The Channel Islands of Guernsey and Jersey have both enjoyed more than their fair share of success in the event in recent years.
Between them, they have won seven shooting medals in 20 years - and both struck gold at the Auckland Games of 1990.
That year, Guernsey's Adrian Breton triumphed in the men's rapid fire pistol while Jersey's Colin Mallett won the men's fullbore rifle.
Both islands are keen, but friendly rivals, and put their success down to different factors - but the long-term presence of military garrisons undoubtedly played a big part in the sport's development.
Jersey's team captain Cliff Mallett, father of Colin, said: "Shooting here goes back to the Jersey rifle association which was formed in 1861.
"The Victoria College cadet force in particular played an important role."
But the standard of facilities on the island, and the prestige of the level shooters compete at has helped turn those historical foundations into modern-day success.

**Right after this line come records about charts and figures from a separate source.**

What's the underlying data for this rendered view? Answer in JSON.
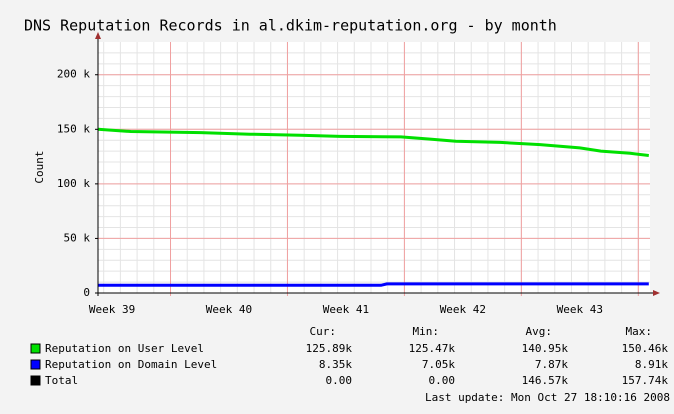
{
  "chart_data": {
    "type": "line",
    "title": "DNS Reputation Records in al.dkim-reputation.org - by month",
    "y_label": "Count",
    "xlim": [
      39.38,
      44.1
    ],
    "xticks": [
      {
        "value": 39.5,
        "label": "Week 39"
      },
      {
        "value": 40.5,
        "label": "Week 40"
      },
      {
        "value": 41.5,
        "label": "Week 41"
      },
      {
        "value": 42.5,
        "label": "Week 42"
      },
      {
        "value": 43.5,
        "label": "Week 43"
      }
    ],
    "ylim": [
      0,
      230000
    ],
    "yticks": [
      {
        "value": 0,
        "label": "0"
      },
      {
        "value": 50000,
        "label": "50 k"
      },
      {
        "value": 100000,
        "label": "100 k"
      },
      {
        "value": 150000,
        "label": "150 k"
      },
      {
        "value": 200000,
        "label": "200 k"
      }
    ],
    "grid": true,
    "stat_headers": [
      "Cur:",
      "Min:",
      "Avg:",
      "Max:"
    ],
    "series": [
      {
        "name": "Reputation on User Level",
        "color": "#00e000",
        "x": [
          39.38,
          39.66,
          40.26,
          40.68,
          41.11,
          41.45,
          41.97,
          42.22,
          42.44,
          42.82,
          43.16,
          43.5,
          43.68,
          43.93,
          44.09
        ],
        "values": [
          150000,
          148000,
          147000,
          145500,
          144500,
          143500,
          143000,
          141000,
          139000,
          138000,
          136000,
          133000,
          130000,
          128000,
          126000
        ],
        "stats": [
          "125.89k",
          "125.47k",
          "140.95k",
          "150.46k"
        ]
      },
      {
        "name": "Reputation on Domain Level",
        "color": "#0000ff",
        "x": [
          39.38,
          41.8,
          41.85,
          44.09
        ],
        "values": [
          7050,
          7050,
          8350,
          8350
        ],
        "stats": [
          "8.35k",
          "7.05k",
          "7.87k",
          "8.91k"
        ]
      }
    ],
    "total": {
      "name": "Total",
      "color": "#000000",
      "stats": [
        "0.00",
        "0.00",
        "146.57k",
        "157.74k"
      ]
    },
    "last_update": "Last update: Mon Oct 27 18:10:16 2008"
  }
}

Mallett Sr added: "It's a big participation sport now. The ranges here are very good for all the different disciplines.
"There are 17 different shooting associations on the island and what's good is that so many youngsters are involved.
"There are competitions held every week, and the standard is so high, different children win all the time.
"There are plenty of other popular sports on the island but, in terms of competing at a high level internationally, we are near the top."
The rifle range at Fort Le Marchant on Guernsey was also originally built for the island's cadet force.
Guernsey's shooting team manager for the Games, Adam Jory, does not put the success down to the sport's popularity - instead it is practice that makes perfect.
"We haven't got the facilities for that - but most of our members shoot every week as they live two miles away from the range at worst.
"It's not the same in, say, England where most people live a lot further away."
This summer Nick Mace and Peter Jory will shoot for Guernsey in the fullbore rifle, and Darren Burkinshaw in the smallbore.
Hopes are high as Mace finished fourth in the World Championships last year, while Jory was fourth in the Grand Aggregate - the equivalent of a British championship.
For Jersey, Colin Mallett tries for another gold in the fullbore after finishing fourth in Kuala Lumpur. He is joined by David Le Quesne, while Kevin Degruchy goes in the smallbore.
Jory feels the fullbore in particular is wide open: "We've got a good chance. It's like the Grand National - 40 start and 20 can effectively get gold.
"It depends on the weather and how you cope on the day - you can't pick favourites."
Mallett Sr believes his son is in contention again but agrees it is something of a lottery.
He added: "He's still shooting well and is definitely in with a shout but you do need a little bit of luck to win it."